Service function chaining (SFC) has a special and powerful ability to define an ordered list of required network services as a virtual chain and makes a network more flexible and manageable. However, there are many vulnerabilities to SFC, such as compromised switches and middlebox-bypass attacks, which can damage the operation and security of the network. In this study, we propose a mechanism that not only detects both middlebox-bypass attacks and compromised switch attacks in multiple service function chains scenario but also prevents such attacks and protects the network. The proposed mechanism uses both probe-based and statistics-based methods to handle the probe packets and collect statistics from middleboxes for detecting any attacks in SFC. After detection, the mechanism changes the network topology to eliminate the compromised switches, while meeting the initial requirements of the service chains. By combining probe-based and statistics-based methods, our proposal overcomes the disadvantages of other proposed solutions and brings about a robust protection to SFC. As the experimental results indicate, the proposed mechanism is an effective and relevant approach for detecting and preventing compromised switches and middlebox-bypass attacks in SFC.

中文翻译：

---

服务功能链中受威胁的交换机和中间箱旁路攻击的有效防御方法

服务功能链（SFC）具有特殊的强大功能，可以将所需网络服务的有序列表定义为虚拟链，并使网络更加灵活和可管理。

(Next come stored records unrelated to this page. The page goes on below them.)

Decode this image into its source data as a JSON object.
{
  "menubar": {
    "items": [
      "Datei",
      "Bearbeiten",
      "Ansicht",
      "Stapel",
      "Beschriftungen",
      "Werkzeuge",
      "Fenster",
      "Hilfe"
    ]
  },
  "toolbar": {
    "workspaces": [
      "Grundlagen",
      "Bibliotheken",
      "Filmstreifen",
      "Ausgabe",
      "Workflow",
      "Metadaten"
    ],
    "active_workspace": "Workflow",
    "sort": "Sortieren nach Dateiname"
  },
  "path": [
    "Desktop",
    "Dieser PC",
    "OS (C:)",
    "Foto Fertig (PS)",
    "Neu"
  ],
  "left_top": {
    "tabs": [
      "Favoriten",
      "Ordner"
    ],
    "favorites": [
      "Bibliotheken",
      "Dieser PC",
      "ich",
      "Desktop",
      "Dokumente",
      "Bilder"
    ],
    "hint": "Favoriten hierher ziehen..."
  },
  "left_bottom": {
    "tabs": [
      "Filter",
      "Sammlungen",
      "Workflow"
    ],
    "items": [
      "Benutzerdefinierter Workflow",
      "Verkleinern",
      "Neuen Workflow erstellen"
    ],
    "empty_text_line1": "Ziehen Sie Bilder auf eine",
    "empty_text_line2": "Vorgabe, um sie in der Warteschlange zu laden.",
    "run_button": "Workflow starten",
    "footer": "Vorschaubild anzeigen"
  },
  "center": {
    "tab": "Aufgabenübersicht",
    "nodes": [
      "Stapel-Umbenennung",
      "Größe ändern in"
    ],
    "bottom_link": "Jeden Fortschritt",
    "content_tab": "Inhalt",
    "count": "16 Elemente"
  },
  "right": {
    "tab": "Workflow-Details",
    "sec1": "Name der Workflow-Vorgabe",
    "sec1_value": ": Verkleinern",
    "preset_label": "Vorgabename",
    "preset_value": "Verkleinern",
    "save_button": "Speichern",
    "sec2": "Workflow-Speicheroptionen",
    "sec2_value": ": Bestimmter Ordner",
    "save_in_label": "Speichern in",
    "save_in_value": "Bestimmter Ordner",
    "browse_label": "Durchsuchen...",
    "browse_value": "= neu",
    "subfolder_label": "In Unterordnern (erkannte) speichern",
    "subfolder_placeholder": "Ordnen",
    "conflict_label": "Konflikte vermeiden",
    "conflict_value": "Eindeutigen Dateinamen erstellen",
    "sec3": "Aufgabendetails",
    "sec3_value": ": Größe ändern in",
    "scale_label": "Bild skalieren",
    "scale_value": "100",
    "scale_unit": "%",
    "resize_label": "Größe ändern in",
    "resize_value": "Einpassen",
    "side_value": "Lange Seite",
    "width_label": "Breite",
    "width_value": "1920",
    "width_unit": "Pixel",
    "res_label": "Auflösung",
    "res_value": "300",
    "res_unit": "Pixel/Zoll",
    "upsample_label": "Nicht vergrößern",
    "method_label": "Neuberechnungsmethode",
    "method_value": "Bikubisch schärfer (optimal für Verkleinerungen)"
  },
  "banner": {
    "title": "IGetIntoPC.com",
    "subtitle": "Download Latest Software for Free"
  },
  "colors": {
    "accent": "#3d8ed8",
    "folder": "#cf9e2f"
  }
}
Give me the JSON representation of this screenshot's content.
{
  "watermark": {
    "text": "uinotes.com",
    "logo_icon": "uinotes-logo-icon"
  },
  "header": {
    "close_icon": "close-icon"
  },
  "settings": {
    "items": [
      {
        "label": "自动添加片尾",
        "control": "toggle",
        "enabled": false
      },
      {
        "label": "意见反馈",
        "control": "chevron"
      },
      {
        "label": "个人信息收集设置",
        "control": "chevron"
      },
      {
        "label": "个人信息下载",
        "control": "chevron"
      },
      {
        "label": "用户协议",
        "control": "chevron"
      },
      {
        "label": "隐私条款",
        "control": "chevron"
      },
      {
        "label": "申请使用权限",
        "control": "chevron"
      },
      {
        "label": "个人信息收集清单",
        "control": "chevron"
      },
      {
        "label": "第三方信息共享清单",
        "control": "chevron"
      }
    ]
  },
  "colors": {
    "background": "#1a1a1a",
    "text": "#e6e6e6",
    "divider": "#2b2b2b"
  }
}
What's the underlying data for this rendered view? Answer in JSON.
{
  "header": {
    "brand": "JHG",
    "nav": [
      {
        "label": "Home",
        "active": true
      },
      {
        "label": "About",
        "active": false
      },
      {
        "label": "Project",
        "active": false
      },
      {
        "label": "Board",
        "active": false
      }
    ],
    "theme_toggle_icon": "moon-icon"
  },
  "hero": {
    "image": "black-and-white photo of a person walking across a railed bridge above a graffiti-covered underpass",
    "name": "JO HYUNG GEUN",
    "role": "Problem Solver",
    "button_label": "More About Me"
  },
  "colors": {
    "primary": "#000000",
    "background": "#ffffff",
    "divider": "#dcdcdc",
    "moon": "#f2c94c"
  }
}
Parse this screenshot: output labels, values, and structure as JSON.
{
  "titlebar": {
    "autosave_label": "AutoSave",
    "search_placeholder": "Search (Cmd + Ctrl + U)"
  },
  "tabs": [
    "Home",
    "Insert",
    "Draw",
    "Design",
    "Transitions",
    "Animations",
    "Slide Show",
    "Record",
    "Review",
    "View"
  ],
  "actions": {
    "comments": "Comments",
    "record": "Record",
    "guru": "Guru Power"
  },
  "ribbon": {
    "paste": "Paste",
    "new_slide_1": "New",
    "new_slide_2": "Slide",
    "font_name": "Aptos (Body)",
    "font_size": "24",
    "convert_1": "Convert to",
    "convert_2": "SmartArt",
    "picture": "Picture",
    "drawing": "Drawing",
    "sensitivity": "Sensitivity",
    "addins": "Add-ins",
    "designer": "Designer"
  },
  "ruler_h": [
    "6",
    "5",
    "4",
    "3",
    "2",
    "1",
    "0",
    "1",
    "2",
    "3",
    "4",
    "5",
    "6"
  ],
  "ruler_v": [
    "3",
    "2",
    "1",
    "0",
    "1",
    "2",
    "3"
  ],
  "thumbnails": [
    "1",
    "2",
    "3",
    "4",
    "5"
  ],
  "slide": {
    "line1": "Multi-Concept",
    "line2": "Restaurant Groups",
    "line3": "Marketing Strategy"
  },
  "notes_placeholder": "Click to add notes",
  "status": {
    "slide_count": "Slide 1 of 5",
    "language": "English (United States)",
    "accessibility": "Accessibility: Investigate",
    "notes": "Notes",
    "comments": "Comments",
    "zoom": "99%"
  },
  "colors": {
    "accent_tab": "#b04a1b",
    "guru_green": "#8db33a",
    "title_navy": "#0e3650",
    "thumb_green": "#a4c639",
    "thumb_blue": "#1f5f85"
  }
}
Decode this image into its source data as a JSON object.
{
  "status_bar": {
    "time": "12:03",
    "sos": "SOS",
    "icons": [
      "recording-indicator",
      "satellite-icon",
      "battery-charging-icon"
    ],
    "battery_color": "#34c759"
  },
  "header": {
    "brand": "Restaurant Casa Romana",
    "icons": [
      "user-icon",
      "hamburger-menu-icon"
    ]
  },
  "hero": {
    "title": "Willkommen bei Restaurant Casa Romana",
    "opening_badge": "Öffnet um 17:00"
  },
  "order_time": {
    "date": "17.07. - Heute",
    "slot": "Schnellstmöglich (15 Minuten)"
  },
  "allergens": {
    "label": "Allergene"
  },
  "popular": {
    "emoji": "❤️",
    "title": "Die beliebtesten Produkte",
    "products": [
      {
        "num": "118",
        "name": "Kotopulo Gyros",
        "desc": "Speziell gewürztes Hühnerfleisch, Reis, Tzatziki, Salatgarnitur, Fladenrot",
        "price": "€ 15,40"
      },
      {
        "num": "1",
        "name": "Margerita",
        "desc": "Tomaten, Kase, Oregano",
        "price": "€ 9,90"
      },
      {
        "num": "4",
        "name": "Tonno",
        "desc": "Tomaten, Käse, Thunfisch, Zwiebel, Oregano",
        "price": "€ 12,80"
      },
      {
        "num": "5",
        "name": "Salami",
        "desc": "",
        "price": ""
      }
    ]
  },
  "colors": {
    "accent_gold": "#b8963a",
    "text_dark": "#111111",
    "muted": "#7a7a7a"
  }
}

但是，SFC存在许多漏洞，例如受感染的交换机和中间盒旁路攻击，它们可能会破坏网络的运行和安全性。在这项研究中，我们提出了一种机制，该机制不仅可以在多个服务功能链方案中同时检测出中间箱旁路攻击和受损的交换机攻击，而且还可以防止此类攻击并保护网络。所提出的机制同时使用基于探测的方法和基于统计的方法来处理探测数据包并从中间盒收集统计信息以检测SFC中的任何攻击。在检测到之后，该机制会更改网络拓扑以消除受损的交换机，同时满足服务链的最初要求。通过结合基于探测的方法和基于统计的方法，我们的建议克服了其他建议解决方案的缺点，并为SFC带来了强大的保护。实验结果表明，该机制是一种有效且相关的方法，可用于检测和预防SFC中的交换机损坏和中间箱旁路攻击。